Réagissant à ce point de vue, Mme WHITE a rappelé l’importance d’établir des liens internationaux et d’échanger les meilleures pratiques entre les pays dont les migrants sont originaires et les pays d’accueil de ces migrants.
Le représentant du Ghana a rappelé les disparités qui existent entre les populations pauvres des villes et les populations pauvres des campagnes, ce qui souligne la nécessité d’examiner la question de la démarginalisation à la lumière de celle des migrations. Une nouvelle façon de considérer les pauvres a émergé ces dernières années, puisqu’ils ne sont plus considérés comme une nuisance, mais comme une ressource potentielle, s’est-il félicité.
Pour sa part, la délégation de l’Égypte s’est demandée s’il existait un moyen de prendre en compte les spécificités juridiques de chaque pays dans le cadre d’une solution globale au problème de la démarginalisation des pauvres. M. RASHID a répondu que chaque pays était traité de manière unique, dans le respect de ses lois nationales, assurant que le PNUD travaillait main dans la main avec les 270 tribunaux familiaux établis en Égypte, par exemple.
La représentante de la Suède, qui s’exprimait au nom de l’Union européenne, a attiré quant à elle l’attention des participants sur les problèmes posés par l’absence de documentation appropriée pour identifier les pauvres. Elle a ensuite souhaité savoir ce que l’ONU peut faire concrètement pour réaliser la démarginalisation des pauvres. Répondant à cette question, M. MCINERNEY, de l’Organisation internationale de droit du développement (OIDD), a proposé que le concept d’autonomisation juridique des pauvres devienne, au même titre que les changements climatiques, un nouveau prisme majeur à travers lequel examiner l’ensemble des questions liées au développement.
Le représentant du Venezuela a rappelé que son pays avait, il y a 10 ans, pris un tournant en direction de l’équité sociale et de la participation de tous les citoyens aux processus de prise de décisions ou aux programmes de sécurité alimentaire. La démarginalisation des pauvres par le droit est une question à la fois juridique et de financement, a-t-il estimé, soulignant qu’elle doit passer par une répartition plus équitable des richesses.

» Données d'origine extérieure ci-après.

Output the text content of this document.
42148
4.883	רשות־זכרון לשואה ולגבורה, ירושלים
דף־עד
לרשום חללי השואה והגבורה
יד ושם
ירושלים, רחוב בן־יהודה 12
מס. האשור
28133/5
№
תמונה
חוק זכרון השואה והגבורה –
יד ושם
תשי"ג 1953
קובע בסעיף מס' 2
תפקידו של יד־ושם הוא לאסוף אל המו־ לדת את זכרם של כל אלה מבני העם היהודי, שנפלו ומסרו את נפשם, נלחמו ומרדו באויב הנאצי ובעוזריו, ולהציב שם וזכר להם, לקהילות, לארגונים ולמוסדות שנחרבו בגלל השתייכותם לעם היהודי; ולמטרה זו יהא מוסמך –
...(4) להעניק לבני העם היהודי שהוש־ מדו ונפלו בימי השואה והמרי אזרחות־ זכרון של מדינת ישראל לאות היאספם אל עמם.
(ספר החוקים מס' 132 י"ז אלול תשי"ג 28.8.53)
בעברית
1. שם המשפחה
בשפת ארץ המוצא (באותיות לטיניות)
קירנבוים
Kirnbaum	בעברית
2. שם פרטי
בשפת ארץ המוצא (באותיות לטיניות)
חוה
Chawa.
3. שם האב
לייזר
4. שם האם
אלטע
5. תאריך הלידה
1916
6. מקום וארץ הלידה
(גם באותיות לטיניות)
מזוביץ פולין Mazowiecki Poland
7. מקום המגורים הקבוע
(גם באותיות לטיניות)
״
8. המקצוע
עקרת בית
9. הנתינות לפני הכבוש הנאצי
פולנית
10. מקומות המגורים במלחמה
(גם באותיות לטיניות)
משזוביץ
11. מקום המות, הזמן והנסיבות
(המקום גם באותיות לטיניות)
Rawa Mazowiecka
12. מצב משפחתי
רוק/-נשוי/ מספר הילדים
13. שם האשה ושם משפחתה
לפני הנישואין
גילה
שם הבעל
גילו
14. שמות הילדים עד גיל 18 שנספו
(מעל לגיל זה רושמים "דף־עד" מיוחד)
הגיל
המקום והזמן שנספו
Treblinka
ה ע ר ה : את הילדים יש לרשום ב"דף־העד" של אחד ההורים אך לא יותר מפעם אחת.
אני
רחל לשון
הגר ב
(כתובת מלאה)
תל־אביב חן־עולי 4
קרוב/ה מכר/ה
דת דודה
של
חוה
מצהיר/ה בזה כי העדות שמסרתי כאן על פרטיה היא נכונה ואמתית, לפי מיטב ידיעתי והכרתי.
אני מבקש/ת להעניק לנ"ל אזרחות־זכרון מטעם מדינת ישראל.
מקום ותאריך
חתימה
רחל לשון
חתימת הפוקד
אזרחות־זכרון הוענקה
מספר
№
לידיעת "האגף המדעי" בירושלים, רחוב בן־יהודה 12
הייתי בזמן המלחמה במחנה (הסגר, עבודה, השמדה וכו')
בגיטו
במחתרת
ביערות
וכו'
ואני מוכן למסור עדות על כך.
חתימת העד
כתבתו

Le représentant de la Norvège a enfin indiqué que l’agenda de la promotion du travail décent était lié à l’autonomisation juridique des pauvres. Soulignant que l’un des principaux objectifs du PNUD était de forger des partenariats tout en évitant les doublons, M. McInerney a indiqué que le travail décent relevait plutôt du mandat de l’Organisation internationale du Travail – OIT).